Article 39 quinquies G II of the French General Tax Code
II. - Captive reinsurance undertakings referred to in 3° of article L. 350-2 of the French Insurance Code, owned by an undertaking other than a financial undertaking within the meaning of 12° of article L. 310-3 of the same code and whose purpose is to provide reinsurance cover exclusively for the risks of undertakings other than financial undertakings referred to in the same article L. 310-3 may set up, free of tax, a provision intended to meet the expenses relating to accepted reinsurance transactions whose insurance risks fall within the categories of damage to professional and agricultural property, natural catastrophes, general civil liability, pecuniary losses as well as damage and pecuniary losses resulting from attacks on information and communication systems and transport mentioned in article A. 344-2 of the said code, in the version in force on 31 December 2022.
The limit within which the annual allocations to this provision may be deducted from profits and the overall amount of the provision are set by decree, based respectively on the size of technical profits and the average over the last three years of the minimum capital requirement within the meaning of article L. 352-5 of the same code.
This provision is allocated, in the order of age of the annual allocations, to the overall offsetting of the negative balance of the technical profit and loss account for the financial year for all the corresponding risks. Annual allocations that have not been used for this purpose within fifteen years are deducted from taxable profits in the sixteenth year following the year in which they were recorded.
Risks for which a provision has been established under the conditions set out in the first paragraph of this II may not give rise to the recognition of a provision pursuant to I of this article.
The conditions for recording and declaring these provisions are laid down by decree.
 French Finance Act for 2023 n° 2022-1726 of 30 December 2022.
 Decree n° 2023-449 of 7 June 2023 on the accounting rules for the resilience provision set up by captive reinsurance companies.
 BOI-BIC-PROV-60-70-15 dated 14 June 2023.
 Amendments n° I-1292 rect. et n° I-3519.
 Report on behalf of the Finance Committee, the General Economy and Budgetary Control, at second reading, on the draft Finance Act for 2023 (No. 598), Mr. Jean-René Cazeneuve, page 43.

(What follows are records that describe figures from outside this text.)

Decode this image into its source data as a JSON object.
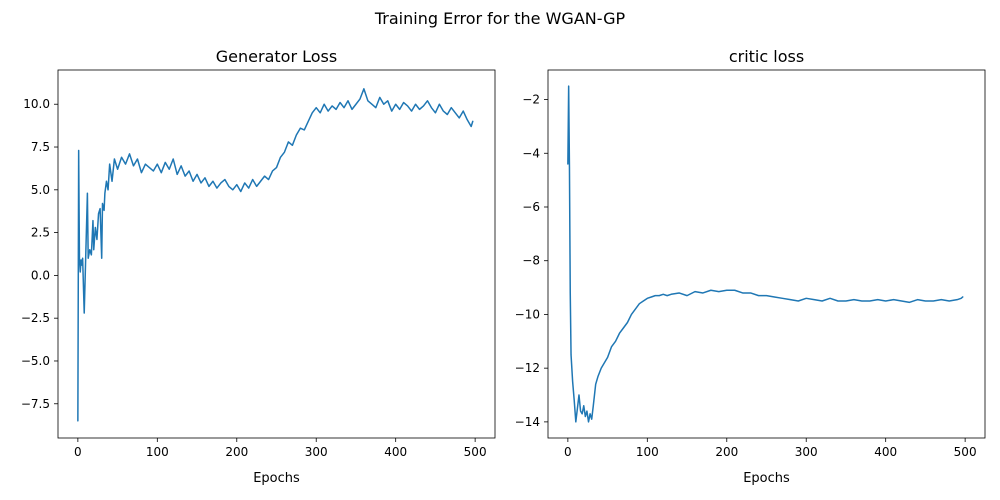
{
  "figure": {
    "suptitle": "Training Error for the WGAN-GP",
    "line_color": "#1f77b4"
  },
  "chart_data": [
    {
      "type": "line",
      "title": "Generator Loss",
      "xlabel": "Epochs",
      "ylabel": "",
      "xlim": [
        -25,
        525
      ],
      "ylim": [
        -9.5,
        12.0
      ],
      "xticks": [
        0,
        100,
        200,
        300,
        400,
        500
      ],
      "xtick_labels": [
        "0",
        "100",
        "200",
        "300",
        "400",
        "500"
      ],
      "yticks": [
        -7.5,
        -5.0,
        -2.5,
        0.0,
        2.5,
        5.0,
        7.5,
        10.0
      ],
      "ytick_labels": [
        "−7.5",
        "−5.0",
        "−2.5",
        "0.0",
        "2.5",
        "5.0",
        "7.5",
        "10.0"
      ],
      "grid": false,
      "legend": false,
      "series": [
        {
          "x": [
            0,
            1,
            2,
            3,
            4,
            5,
            6,
            8,
            10,
            12,
            13,
            15,
            17,
            19,
            20,
            22,
            24,
            26,
            28,
            30,
            31,
            33,
            34,
            36,
            38,
            40,
            43,
            46,
            50,
            55,
            60,
            65,
            70,
            75,
            80,
            85,
            90,
            95,
            100,
            105,
            110,
            115,
            120,
            125,
            130,
            135,
            140,
            145,
            150,
            155,
            160,
            165,
            170,
            175,
            180,
            185,
            190,
            195,
            200,
            205,
            210,
            215,
            220,
            225,
            230,
            235,
            240,
            245,
            250,
            255,
            260,
            265,
            270,
            275,
            280,
            285,
            290,
            295,
            300,
            305,
            310,
            315,
            320,
            325,
            330,
            335,
            340,
            345,
            350,
            355,
            360,
            365,
            370,
            375,
            380,
            385,
            390,
            395,
            400,
            405,
            410,
            415,
            420,
            425,
            430,
            435,
            440,
            445,
            450,
            455,
            460,
            465,
            470,
            475,
            480,
            485,
            490,
            495,
            497
          ],
          "y": [
            -8.5,
            7.3,
            1.0,
            0.2,
            0.9,
            0.6,
            1.0,
            -2.2,
            1.3,
            4.8,
            1.0,
            1.5,
            1.2,
            3.2,
            1.5,
            2.8,
            2.1,
            3.6,
            3.9,
            1.0,
            4.2,
            3.8,
            4.8,
            5.5,
            5.0,
            6.5,
            5.5,
            6.8,
            6.2,
            6.9,
            6.5,
            7.1,
            6.4,
            6.8,
            6.0,
            6.5,
            6.3,
            6.1,
            6.5,
            6.0,
            6.6,
            6.2,
            6.8,
            5.9,
            6.4,
            5.8,
            6.1,
            5.5,
            5.9,
            5.4,
            5.7,
            5.2,
            5.5,
            5.1,
            5.4,
            5.6,
            5.2,
            5.0,
            5.3,
            4.9,
            5.4,
            5.1,
            5.6,
            5.2,
            5.5,
            5.8,
            5.6,
            6.1,
            6.3,
            6.9,
            7.2,
            7.8,
            7.6,
            8.2,
            8.6,
            8.5,
            9.0,
            9.5,
            9.8,
            9.5,
            10.0,
            9.6,
            9.9,
            9.7,
            10.1,
            9.8,
            10.2,
            9.7,
            10.0,
            10.3,
            10.9,
            10.2,
            10.0,
            9.8,
            10.4,
            10.0,
            10.2,
            9.6,
            10.0,
            9.7,
            10.1,
            9.9,
            9.6,
            10.0,
            9.7,
            9.9,
            10.2,
            9.8,
            9.5,
            10.0,
            9.6,
            9.4,
            9.8,
            9.5,
            9.2,
            9.6,
            9.1,
            8.7,
            9.0
          ]
        }
      ]
    },
    {
      "type": "line",
      "title": "critic loss",
      "xlabel": "Epochs",
      "ylabel": "",
      "xlim": [
        -25,
        525
      ],
      "ylim": [
        -14.6,
        -0.9
      ],
      "xticks": [
        0,
        100,
        200,
        300,
        400,
        500
      ],
      "xtick_labels": [
        "0",
        "100",
        "200",
        "300",
        "400",
        "500"
      ],
      "yticks": [
        -14,
        -12,
        -10,
        -8,
        -6,
        -4,
        -2
      ],
      "ytick_labels": [
        "−14",
        "−12",
        "−10",
        "−8",
        "−6",
        "−4",
        "−2"
      ],
      "grid": false,
      "legend": false,
      "series": [
        {
          "x": [
            0,
            1,
            2,
            3,
            4,
            6,
            8,
            10,
            12,
            14,
            16,
            18,
            20,
            22,
            24,
            26,
            28,
            30,
            32,
            35,
            38,
            42,
            46,
            50,
            55,
            60,
            65,
            70,
            75,
            80,
            85,
            90,
            95,
            100,
            105,
            110,
            115,
            120,
            125,
            130,
            140,
            150,
            160,
            170,
            180,
            190,
            200,
            210,
            220,
            230,
            240,
            250,
            260,
            270,
            280,
            290,
            300,
            310,
            320,
            330,
            340,
            350,
            360,
            370,
            380,
            390,
            400,
            410,
            420,
            430,
            440,
            450,
            460,
            470,
            480,
            490,
            495,
            497
          ],
          "y": [
            -4.4,
            -1.5,
            -4.5,
            -9.2,
            -11.5,
            -12.5,
            -13.2,
            -14.0,
            -13.5,
            -13.0,
            -13.6,
            -13.7,
            -13.4,
            -13.8,
            -13.6,
            -14.0,
            -13.7,
            -13.9,
            -13.4,
            -12.6,
            -12.3,
            -12.0,
            -11.8,
            -11.6,
            -11.2,
            -11.0,
            -10.7,
            -10.5,
            -10.3,
            -10.0,
            -9.8,
            -9.6,
            -9.5,
            -9.4,
            -9.35,
            -9.3,
            -9.3,
            -9.25,
            -9.3,
            -9.25,
            -9.2,
            -9.3,
            -9.15,
            -9.2,
            -9.1,
            -9.15,
            -9.1,
            -9.1,
            -9.2,
            -9.2,
            -9.3,
            -9.3,
            -9.35,
            -9.4,
            -9.45,
            -9.5,
            -9.4,
            -9.45,
            -9.5,
            -9.4,
            -9.5,
            -9.5,
            -9.45,
            -9.5,
            -9.5,
            -9.45,
            -9.5,
            -9.45,
            -9.5,
            -9.55,
            -9.45,
            -9.5,
            -9.5,
            -9.45,
            -9.5,
            -9.45,
            -9.4,
            -9.35
          ]
        }
      ]
    }
  ]
}
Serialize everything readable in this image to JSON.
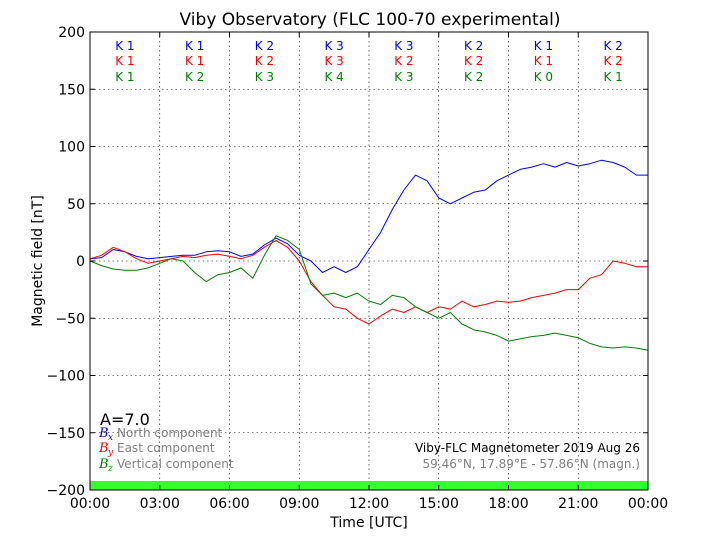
{
  "chart_data": {
    "type": "line",
    "title": "Viby Observatory (FLC 100-70 experimental)",
    "xlabel": "Time [UTC]",
    "ylabel": "Magnetic field [nT]",
    "xlim": [
      0,
      24
    ],
    "ylim": [
      -200,
      200
    ],
    "grid": true,
    "x_tick_labels": [
      "00:00",
      "03:00",
      "06:00",
      "09:00",
      "12:00",
      "15:00",
      "18:00",
      "21:00",
      "00:00"
    ],
    "y_ticks": [
      200,
      150,
      100,
      50,
      0,
      -50,
      -100,
      -150,
      -200
    ],
    "y_tick_labels": [
      "200",
      "150",
      "100",
      "50",
      "0",
      "−50",
      "−100",
      "−150",
      "−200"
    ],
    "k_index_rows": [
      {
        "component": "Bx",
        "color": "#0000ff",
        "labels": [
          "K 1",
          "K 1",
          "K 2",
          "K 3",
          "K 3",
          "K 2",
          "K 1",
          "K 2"
        ]
      },
      {
        "component": "By",
        "color": "#ff0000",
        "labels": [
          "K 1",
          "K 1",
          "K 2",
          "K 3",
          "K 2",
          "K 2",
          "K 1",
          "K 2"
        ]
      },
      {
        "component": "Bz",
        "color": "#008000",
        "labels": [
          "K 1",
          "K 2",
          "K 3",
          "K 4",
          "K 3",
          "K 2",
          "K 0",
          "K 1"
        ]
      }
    ],
    "a_index": "A=7.0",
    "series": [
      {
        "name": "North component",
        "symbol": "B",
        "subscript": "x",
        "color": "#0000ff",
        "points": [
          [
            0,
            2
          ],
          [
            0.5,
            3
          ],
          [
            1,
            10
          ],
          [
            1.5,
            8
          ],
          [
            2,
            4
          ],
          [
            2.5,
            2
          ],
          [
            3,
            3
          ],
          [
            3.5,
            4
          ],
          [
            4,
            5
          ],
          [
            4.5,
            5
          ],
          [
            5,
            8
          ],
          [
            5.5,
            9
          ],
          [
            6,
            8
          ],
          [
            6.5,
            4
          ],
          [
            7,
            6
          ],
          [
            7.5,
            14
          ],
          [
            8,
            20
          ],
          [
            8.5,
            15
          ],
          [
            9,
            5
          ],
          [
            9.5,
            0
          ],
          [
            10,
            -10
          ],
          [
            10.5,
            -5
          ],
          [
            11,
            -10
          ],
          [
            11.5,
            -5
          ],
          [
            12,
            10
          ],
          [
            12.5,
            25
          ],
          [
            13,
            45
          ],
          [
            13.5,
            62
          ],
          [
            14,
            75
          ],
          [
            14.5,
            70
          ],
          [
            15,
            55
          ],
          [
            15.5,
            50
          ],
          [
            16,
            55
          ],
          [
            16.5,
            60
          ],
          [
            17,
            62
          ],
          [
            17.5,
            70
          ],
          [
            18,
            75
          ],
          [
            18.5,
            80
          ],
          [
            19,
            82
          ],
          [
            19.5,
            85
          ],
          [
            20,
            82
          ],
          [
            20.5,
            86
          ],
          [
            21,
            83
          ],
          [
            21.5,
            85
          ],
          [
            22,
            88
          ],
          [
            22.5,
            86
          ],
          [
            23,
            82
          ],
          [
            23.5,
            75
          ],
          [
            24,
            75
          ]
        ]
      },
      {
        "name": "East component",
        "symbol": "B",
        "subscript": "y",
        "color": "#ff0000",
        "points": [
          [
            0,
            2
          ],
          [
            0.5,
            5
          ],
          [
            1,
            12
          ],
          [
            1.5,
            8
          ],
          [
            2,
            2
          ],
          [
            2.5,
            -2
          ],
          [
            3,
            0
          ],
          [
            3.5,
            2
          ],
          [
            4,
            4
          ],
          [
            4.5,
            3
          ],
          [
            5,
            5
          ],
          [
            5.5,
            6
          ],
          [
            6,
            4
          ],
          [
            6.5,
            2
          ],
          [
            7,
            5
          ],
          [
            7.5,
            12
          ],
          [
            8,
            18
          ],
          [
            8.5,
            12
          ],
          [
            9,
            0
          ],
          [
            9.5,
            -18
          ],
          [
            10,
            -30
          ],
          [
            10.5,
            -40
          ],
          [
            11,
            -42
          ],
          [
            11.5,
            -50
          ],
          [
            12,
            -55
          ],
          [
            12.5,
            -48
          ],
          [
            13,
            -42
          ],
          [
            13.5,
            -45
          ],
          [
            14,
            -40
          ],
          [
            14.5,
            -45
          ],
          [
            15,
            -40
          ],
          [
            15.5,
            -42
          ],
          [
            16,
            -35
          ],
          [
            16.5,
            -40
          ],
          [
            17,
            -38
          ],
          [
            17.5,
            -35
          ],
          [
            18,
            -36
          ],
          [
            18.5,
            -35
          ],
          [
            19,
            -32
          ],
          [
            19.5,
            -30
          ],
          [
            20,
            -28
          ],
          [
            20.5,
            -25
          ],
          [
            21,
            -25
          ],
          [
            21.5,
            -15
          ],
          [
            22,
            -12
          ],
          [
            22.5,
            0
          ],
          [
            23,
            -2
          ],
          [
            23.5,
            -5
          ],
          [
            24,
            -5
          ]
        ]
      },
      {
        "name": "Vertical component",
        "symbol": "B",
        "subscript": "z",
        "color": "#008000",
        "points": [
          [
            0,
            0
          ],
          [
            0.5,
            -4
          ],
          [
            1,
            -7
          ],
          [
            1.5,
            -8
          ],
          [
            2,
            -8
          ],
          [
            2.5,
            -6
          ],
          [
            3,
            -2
          ],
          [
            3.5,
            2
          ],
          [
            4,
            0
          ],
          [
            4.5,
            -10
          ],
          [
            5,
            -18
          ],
          [
            5.5,
            -12
          ],
          [
            6,
            -10
          ],
          [
            6.5,
            -6
          ],
          [
            7,
            -15
          ],
          [
            7.5,
            5
          ],
          [
            8,
            22
          ],
          [
            8.5,
            18
          ],
          [
            9,
            10
          ],
          [
            9.5,
            -20
          ],
          [
            10,
            -30
          ],
          [
            10.5,
            -28
          ],
          [
            11,
            -32
          ],
          [
            11.5,
            -28
          ],
          [
            12,
            -35
          ],
          [
            12.5,
            -38
          ],
          [
            13,
            -30
          ],
          [
            13.5,
            -32
          ],
          [
            14,
            -40
          ],
          [
            14.5,
            -45
          ],
          [
            15,
            -50
          ],
          [
            15.5,
            -45
          ],
          [
            16,
            -55
          ],
          [
            16.5,
            -60
          ],
          [
            17,
            -62
          ],
          [
            17.5,
            -65
          ],
          [
            18,
            -70
          ],
          [
            18.5,
            -68
          ],
          [
            19,
            -66
          ],
          [
            19.5,
            -65
          ],
          [
            20,
            -63
          ],
          [
            20.5,
            -65
          ],
          [
            21,
            -67
          ],
          [
            21.5,
            -72
          ],
          [
            22,
            -75
          ],
          [
            22.5,
            -76
          ],
          [
            23,
            -75
          ],
          [
            23.5,
            -76
          ],
          [
            24,
            -78
          ]
        ]
      }
    ],
    "info_line1": "Viby-FLC Magnetometer 2019 Aug 26",
    "info_line2": "59.46°N, 17.89°E - 57.86°N (magn.)",
    "status_bar_color": "#33ff33"
  }
}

 Reproduced in extenso below.
 Within the meaning of Article L. 350-2 3° of the French Insurance Code.
 Within the meaning of Article L. 351-3 of the French Insurance Code.
 In the version in force on 31 December 2022.
 Underwriting profit is (in short) the difference between: (i) premiums and contributions and (ii) the cost of claims.
 In accordance with Article R. 352-29, I-b of the French Insurance Code, the MCR corresponds to an amount of eligible core capital below which policyholders, contract holders, beneficiaries and reinsured companies would be exposed to an unacceptable level of risk if the reinsurance company were authorized to continue its business.
 This provision will have to appear on the liabilities side of the captive's balance sheet as a "regulated provision".
 Article 16 C of Annex II of the French Tax Code.